12 It has not been suggested in the instant matter that the intervention by the Minister was the intervention by a busy body nor has it been suggested such intervention could have been rebuffed by either the plaintiff or the first defendant, as the case may be. Nevertheless, I consider the point that Kirby J makes is of some relevance in the instant case. The court should respect the primacy of the parties. The court should respect that this litigation, which has come on appeal, was a private litigation between two private litigants. Neither of them in the circumstances invited the intervention either before the Residential Tenancies Tribunal or, indeed, in this Court. The intervention was rather imposed upon them.
13 Mr Quickenden in his very helpful submission has argued that it was not suggested that the intervention had been inappropriate. That is true. Nevertheless, it could not have been legally argued that intervention could or should have been barred by the court.

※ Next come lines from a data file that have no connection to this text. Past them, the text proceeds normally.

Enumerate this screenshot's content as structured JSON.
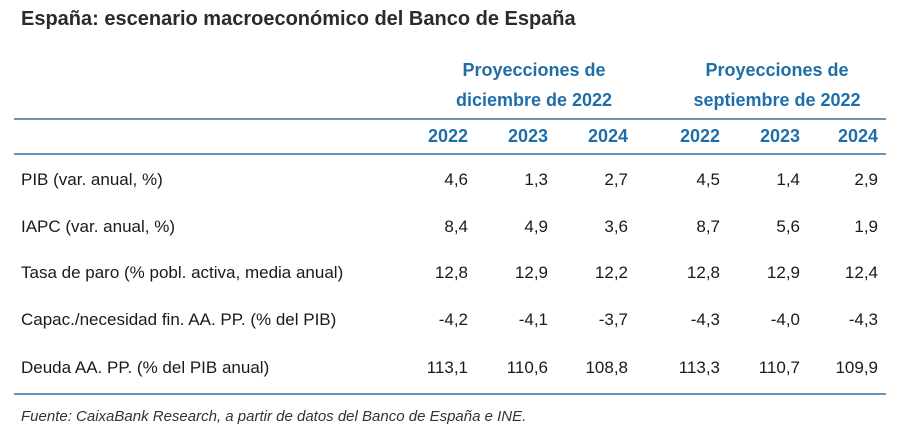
{
  "title": "España: escenario macroeconómico del Banco de España",
  "groups": [
    {
      "line1": "Proyecciones de",
      "line2": "diciembre de 2022"
    },
    {
      "line1": "Proyecciones de",
      "line2": "septiembre de 2022"
    }
  ],
  "years": [
    "2022",
    "2023",
    "2024",
    "2022",
    "2023",
    "2024"
  ],
  "rows": [
    {
      "label": "PIB (var. anual, %)",
      "values": [
        "4,6",
        "1,3",
        "2,7",
        "4,5",
        "1,4",
        "2,9"
      ]
    },
    {
      "label": "IAPC (var. anual, %)",
      "values": [
        "8,4",
        "4,9",
        "3,6",
        "8,7",
        "5,6",
        "1,9"
      ]
    },
    {
      "label": "Tasa de paro (% pobl. activa, media anual)",
      "values": [
        "12,8",
        "12,9",
        "12,2",
        "12,8",
        "12,9",
        "12,4"
      ]
    },
    {
      "label": "Capac./necesidad fin. AA. PP. (% del PIB)",
      "values": [
        "-4,2",
        "-4,1",
        "-3,7",
        "-4,3",
        "-4,0",
        "-4,3"
      ]
    },
    {
      "label": "Deuda AA. PP. (% del PIB anual)",
      "values": [
        "113,1",
        "110,6",
        "108,8",
        "113,3",
        "110,7",
        "109,9"
      ]
    }
  ],
  "footnote": "Fuente: CaixaBank Research, a partir de datos del Banco de España e INE.",
  "colors": {
    "header": "#1f6ea8",
    "rule": "#6a93b8"
  }
}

14 Next, Mr Quickenden argued that had the plaintiff been successful in the appeal, that it was probable that the first defendant and intervener, both or either, would have been ordered to pay the plaintiff's costs. However, that argument is somewhat hypothetical and speculative. The simple fact is that the plaintiff was not successful and, hence, one does not have to consider what might well have been the situation had the decision been otherwise.
15 Mr Quickenden argued that intervention here was, indeed, warranted, first of all, by virtue of s 86, the intervener became a party and, secondly, because of the matter of merit, that needed to be considered in the matter. He argued that the construction of the Act urged by the plaintiff would have diminished the role of the Residential Tenancies Tribunal.
16 I have had regard to these submissions. As I would understand this case, during the substantive appeal, as regards the matter of result, or what was urged to be the appropriate result, the Minister supported the position of the first defendant, namely, that the Tribunal's decision was right and that the appeal should be dismissed.
17 The Minister also supported and identified one of the constructions or the interpretations of the legislative provision, that had been urged by the first defendant. To the extent that such construction found favour with me, there was a degree of duplication and overlapping in relation to the argument advanced, in respect of that particular matter. Strangely enough, in respect of a matter that was urged by the plaintiff, namely, that relating to the court's jurisdiction, the Minister identified himself with the plaintiff's argument on that point.
18 The first defendant had submitted that in circumstances where the plaintiff had consented to the Tribunal having jurisdiction as it did in the instant case, an argument was not available to the plaintiff, to the effect that despite such conduct, on appeal, this Court could find that there was, in fact, no jurisdiction. I indicated in my reasons yesterday that I considered such argument was at least unmeritorious in the circumstances of this case. Nevertheless, the plaintiff contended that despite its consent in the Tribunal below, that, nevertheless, the jurisdictional point could still be validly raised on appeal.
19 The Minister in a most helpful submission rather seemed to have adopted the position that the plaintiff was right on that point. So, to that extent, there was some degree of overlapping and duplication, in respect of argument, which has been referred to as the jurisdictional argument, or alternatively, an argument, by both defendants.
20 For these extempore reasons, in respect of a somewhat interesting costs question, I believe that in the circumstances of this case and in the exercise of my discretion, that I should make no order for costs in the dispute between the plaintiff and the intervener. In the exercise of my discretion I decline to make an order that the plaintiff pay the intervener's costs.